It's A Keeper: Deluxe, Divine Chicken Divan

Are you in a chicken rut? I think back on the days when I considered making marinated chicken and white rice a major feat of cooking. Then I make a dish like Rachael Ray's Deluxe, Divine Chicken Divan from Express Lane Meals and realize how far I've come. I mean, a tarragon cream sauce with mushrooms? Hello! This is what Rachael calls a "I can't believe I made this" meal.

For this dish, there was minimal chopping, which is always a plus for me. With my husband's help, I think it came in at about 35 minutes. He was in charge of the chicken while I manned the sous chef duties, the asparagus and the rice. To make it a little healthier, I made brown rice, but it still tasted great. Here is the recipe with my comments in brackets:

1/3 cup sliced almonds, a couple of handfuls
1 quart chicken stock
1 lemon, zested
3 to 4 sprigs fresh thyme
4 tablespoons unsalted butter, divided
1 1/2 cups white rice
1 1/2 to 1 3/4 pounds chicken breast cutlets, 8 cutlets
Salt and pepper
1 teaspoon poultry seasoning, 1/3 palm full
2 tablespoons plus about 1/2 cup all-purpose flour, divided
2 tablespoons extra-virgin olive oil, 2 turns of pan
1 1/3 pounds, a large bunch, asparagus spears, trimmed of tough ends
6 or 7 large button mushrooms, sliced
1/3 cup white wine (eyeball it) [This ingredient is missing from the Food Network version of the recipe, for some reason.]
1/3 cup half-and-half
1 rounded tablespoon Dijon mustard
2 tablespoons, a couple sprigs, fresh tarragon, leaves chopped
2 scallions, chopped

Toast almonds in a small skillet until golden. Set aside. [You'll know to keep a close eye on them when you can smell them]

Bring 2 3/4 cups chicken stock [use more if you make brown rice, just add the amount called for on the package], the zest of 1 lemon, thyme sprigs and a tablespoon of butter to a boil in a medium pot with a tight fitting lid. Add rice to water, stir. Return the water to a boil then reduce heat to simmer and cover the pot. Cook 18 minutes or until tender, remove from heat. Remove the thyme sprigs, the leaves will have fallen off in the rice. [It's like magic.]

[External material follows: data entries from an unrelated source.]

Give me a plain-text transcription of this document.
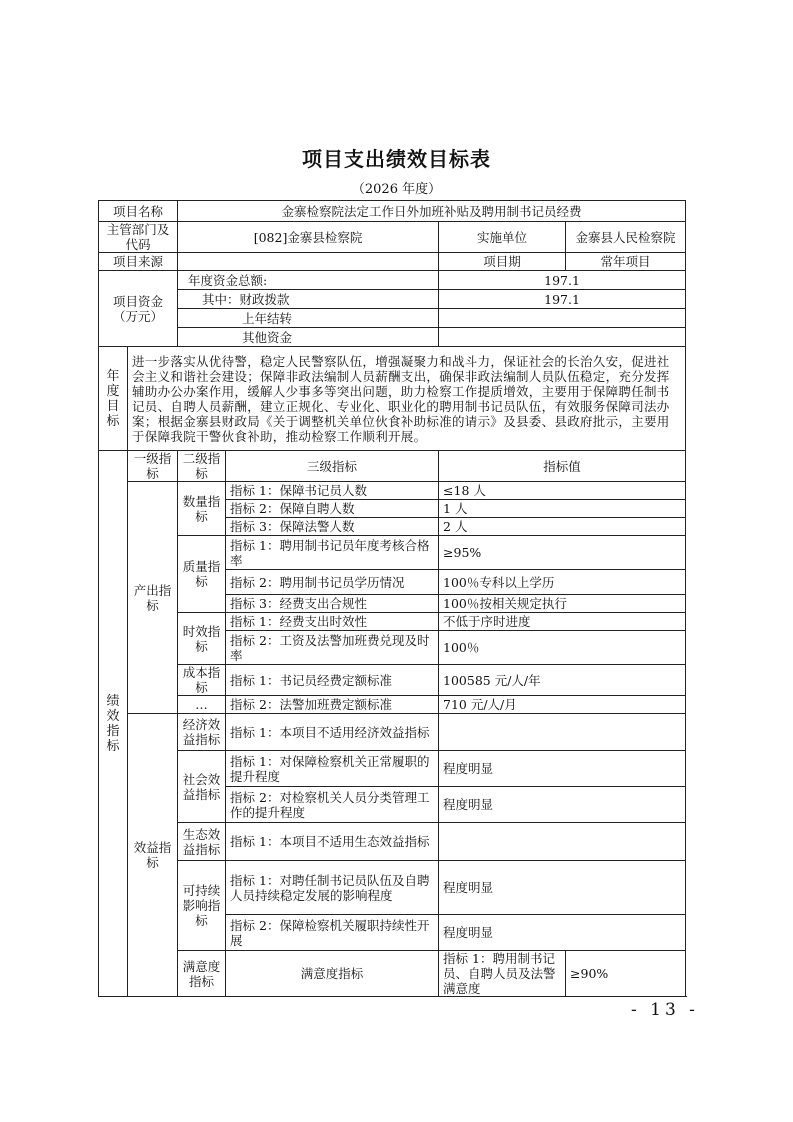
项目支出绩效目标表
（2026 年度）
项目名称		金寨检察院法定工作日外加班补贴及聘用制书记员经费			
主管部门及代码		[082]金寨县检察院		实施单位	金寨县人民检察院
项目来源				项目期	常年项目
项目资金（万元）		年度资金总额:		197.1	
		其中：财政拨款		197.1	
		上年结转			
		其他资金			

年度目标	进一步落实从优待警，稳定人民警察队伍，增强凝聚力和战斗力，保证社会的长治久安，促进社会主义和谐社会建设；保障非政法编制人员薪酬支出，确保非政法编制人员队伍稳定，充分发挥辅助办公办案作用，缓解人少事多等突出问题，助力检察工作提质增效，主要用于保障聘任制书记员、自聘人员薪酬，建立正规化、专业化、职业化的聘用制书记员队伍，有效服务保障司法办案；根据金寨县财政局《关于调整机关单位伙食补助标准的请示》及县委、县政府批示，主要用于保障我院干警伙食补助，推动检察工作顺利开展。				

绩效指标	一级指标	二级指标	三级指标	指标值	
	产出指标	数量指标	指标 1：保障书记员人数	≤18 人	
			指标 2：保障自聘人数	1 人	
			指标 3：保障法警人数	2 人	
		质量指标	指标 1：聘用制书记员年度考核合格率	≥95%	
			指标 2：聘用制书记员学历情况	100％专科以上学历	
			指标 3：经费支出合规性	100％按相关规定执行	
		时效指标	指标 1：经费支出时效性	不低于序时进度	
			指标 2：工资及法警加班费兑现及时率	100％	
		成本指标	指标 1：书记员经费定额标准	100585 元/人/年	
		…	指标 2：法警加班费定额标准	710 元/人/月	
	效益指标	经济效益指标	指标 1：本项目不适用经济效益指标		
		社会效益指标	指标 1：对保障检察机关正常履职的提升程度	程度明显	
			指标 2：对检察机关人员分类管理工作的提升程度	程度明显	
		生态效益指标	指标 1：本项目不适用生态效益指标		
		可持续影响指标	指标 1：对聘任制书记员队伍及自聘人员持续稳定发展的影响程度	程度明显	
			指标 2：保障检察机关履职持续性开展	程度明显	
		满意度指标	满意度指标	指标 1：聘用制书记员、自聘人员及法警满意度	≥90%
- 13 -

While the rice cooks, season chicken with salt, pepper and poultry seasoning. Dredge chicken in about half cup of flour then discard the rest. Heat a large skillet over medium to medium-high heat. Add 2 tablespoons extra-virgin olive oil, 2 turns of the pan, and 1 tablespoon butter to the large skillet. To the hot butter and oil, add the cutlets and cook 3 to 4 minutes on each side. [Because they are thin little guys, they cook fast.] Remove the meat to a large platter and cover with foil to keep warm.

Bring an inch or 2 of water to a simmer in a shallow pan and season with salt. Add asparagus and cook 4 minutes until just tender but green. Remove and add to chicken platter to keep warm.

Return chicken skillet to the heat and add 2 tablespoons butter. Melt butter, add the mushrooms and saute for a couple of minutes. Whisk in 2 rounded tablespoons flour. Cook the flour 1 minute then whisk in 1/3 cup white wine, a couple of glugs. Cook off wine, 30 seconds, then whisk in 1 1/4 cups of chicken stock (remainder of the quart) [I had to open a new box to get the full amount, since I used extra for my rice, but no big deal since I cook with the stuff all the time] then the half-and-half. When sauce bubbles, stir in mustard and tarragon and let sauce simmer and thicken 2 to 3 minutes.

Stir scallions into rice and fluff with fork. Make a bed of rice on each dinner plate. Top with a serving of steamed asparagus then 2 cutlets of chicken. Cover the chicken with the tarragon sauce, allowing the gravy to spill over edges into asparagus and rice. Sprinkle the plates with toasted nuts. Wow! Can you believe you made this?